La tregua fue un fracaso, como todo el mundo sabe, porque las pretensiones de ETA para dar por cerrada la campaña terrorista eran excesivas, incluso para los nacionalistas moderados del PNV. Estos no pudieron asegurar casi ninguna de las demandas de la organización armada, de manera que ETA rompió el alto el fuego a final de noviembre de 1999 y, mes y medio más tarde, reinició la campaña de atentados. No obstante, los nacionalistas impulsaron desde el Gobierno que presidía Ibarretxe un proyecto de reforma política que conduciría a la independencia. El proceso correspondiente se extendió sobre nueve años y fue de fracaso en fracaso, tanto en el terreno institucional -pues el Plan Ibarretxe chocó con la negativa del Congreso en 2004 y, cuatro años más tarde, con la del Tribunal Constitucional a una ley de consultas dirigida a revitalizarlo- como electoral -pues el PNV retrocedió en todos los comicios que se convocaron después de su éxito en 2001-. Y, en 2009, perdió el poder cuando el socialista Patxi López logró instalarse en el Palacio de Ajuria Enea con la desinteresada ayuda del PP.
15,30 h
— Guardia Civil (@guardiacivil) July 10, 2017
Hace 20 años #ETA secuestró a #MiguelÁngelBlanco
Su asesinato siempre estará en nuestro recuerdo#20AñosMABpic.twitter.com/2yj83alhW9
Para ETA, las cosas también fueron mal. La reanudación de la campaña terrorista en 2000 encontró una respuesta política en el Gobierno que presidía José María Aznar, que implicó un importante cambio doctrinal: ya no se buscaría el debilitamiento de ETA para negociar con ella, sino su derrota. Tal fue la sustancia del Pacto por las Libertades y contra el Terrorismo que suscribieron el PP y el PSOE -y cuyos artífices en la sombra fueron los socialistas Mario Onaindia y Nicolás Redondo-. La nueva política antiterrorista, que también se apoyó en la revitalización del espíritu de Ermua -a través de asociaciones como el Foro Ermua y ¡Basta ya!, así como de la Fundación para la Libertad-, rindió pronto sus frutos y, al filo de 2004, había reducido a la nada la capacidad de ETA para cometer atentados. Lo que vino después, tras los ataques yihadistas del 11 de marzo, es otra historia, pues el giro que impulsó Zapatero hacia los planteamientos de Ajuria Enea solo sirvió para alargar durante seis años más la violencia etarra.

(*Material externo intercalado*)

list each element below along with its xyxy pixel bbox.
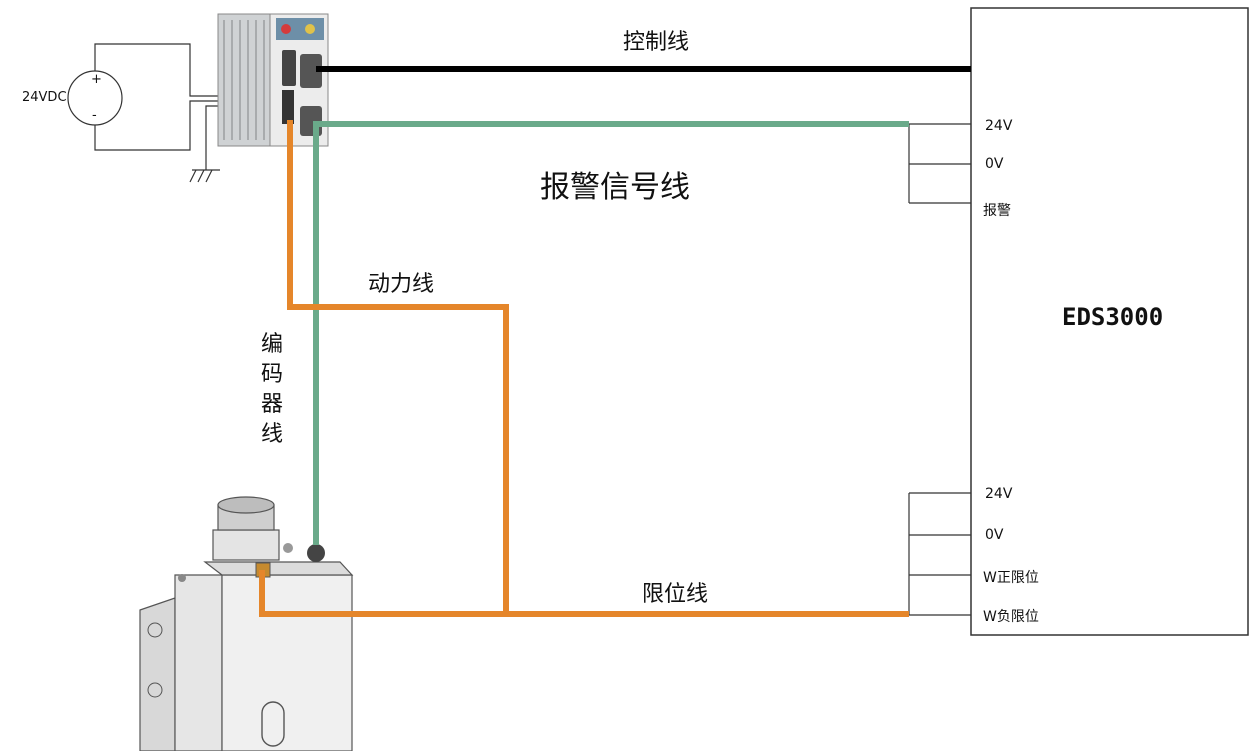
bottom-pin-w-positive-limit: W正限位: [983, 570, 1039, 586]
top-terminal-block: [908, 123, 971, 204]
bottom-pin-w-negative-limit: W负限位: [983, 609, 1039, 625]
encoder-char: 线: [260, 422, 283, 447]
control-wire-label: 控制线: [623, 30, 690, 55]
alarm-signal-wire-label: 报警信号线: [540, 170, 690, 205]
top-pin-0v: 0V: [985, 156, 1004, 172]
encoder-wire-label: 编 码 器 线: [259, 330, 285, 450]
power-wire-label: 动力线: [368, 272, 435, 297]
encoder-char: 器: [260, 392, 283, 417]
power-minus-label: -: [92, 108, 97, 123]
encoder-char: 编: [260, 332, 283, 357]
eds3000-box: [970, 7, 1249, 636]
limit-wire-label: 限位线: [642, 582, 709, 607]
bottom-pin-24v: 24V: [985, 486, 1013, 502]
bottom-pin-0v: 0V: [985, 527, 1004, 543]
servo-drive: [217, 13, 329, 147]
top-pin-24v: 24V: [985, 118, 1013, 134]
controller-name: EDS3000: [1062, 303, 1164, 331]
servo-motor: [139, 496, 354, 751]
top-pin-alarm: 报警: [983, 203, 1011, 219]
power-wire: [287, 120, 509, 614]
bottom-terminal-block: [908, 492, 971, 616]
limit-wire: [259, 570, 909, 617]
encoder-char: 码: [260, 362, 283, 387]
encoder-wire: [313, 121, 909, 545]
power-plus-label: +: [91, 72, 102, 87]
power-source-label: 24VDC: [22, 90, 67, 105]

Hoy recordamos todos estos acontecimientos al rememorar el secuestro y asesinato de Miguel Ángel Blanco. Su sacrificio, como el de las otras víctimas de ETA, no fue en vano, aunque se ha tardado muchos años en desbaratar definitivamente el terrorismo. Lo que nos queda a quienes lo sufrimos en primera persona, dentro de nuestras familias, no es otra cosa que encontrar en la imperfecta justicia humana la satisfacción mínima de ver excluidos de la sociedad a quienes empuñaron las armas para cometer abominables atentados. Tras el asesinato de Miguel Ángel Blanco, su cuerpo yace en La Merca, el pueblo orensano del que procede su familia. Los demás asesinados descansan por toda la geografía española. De sus tumbas nunca se levantarán.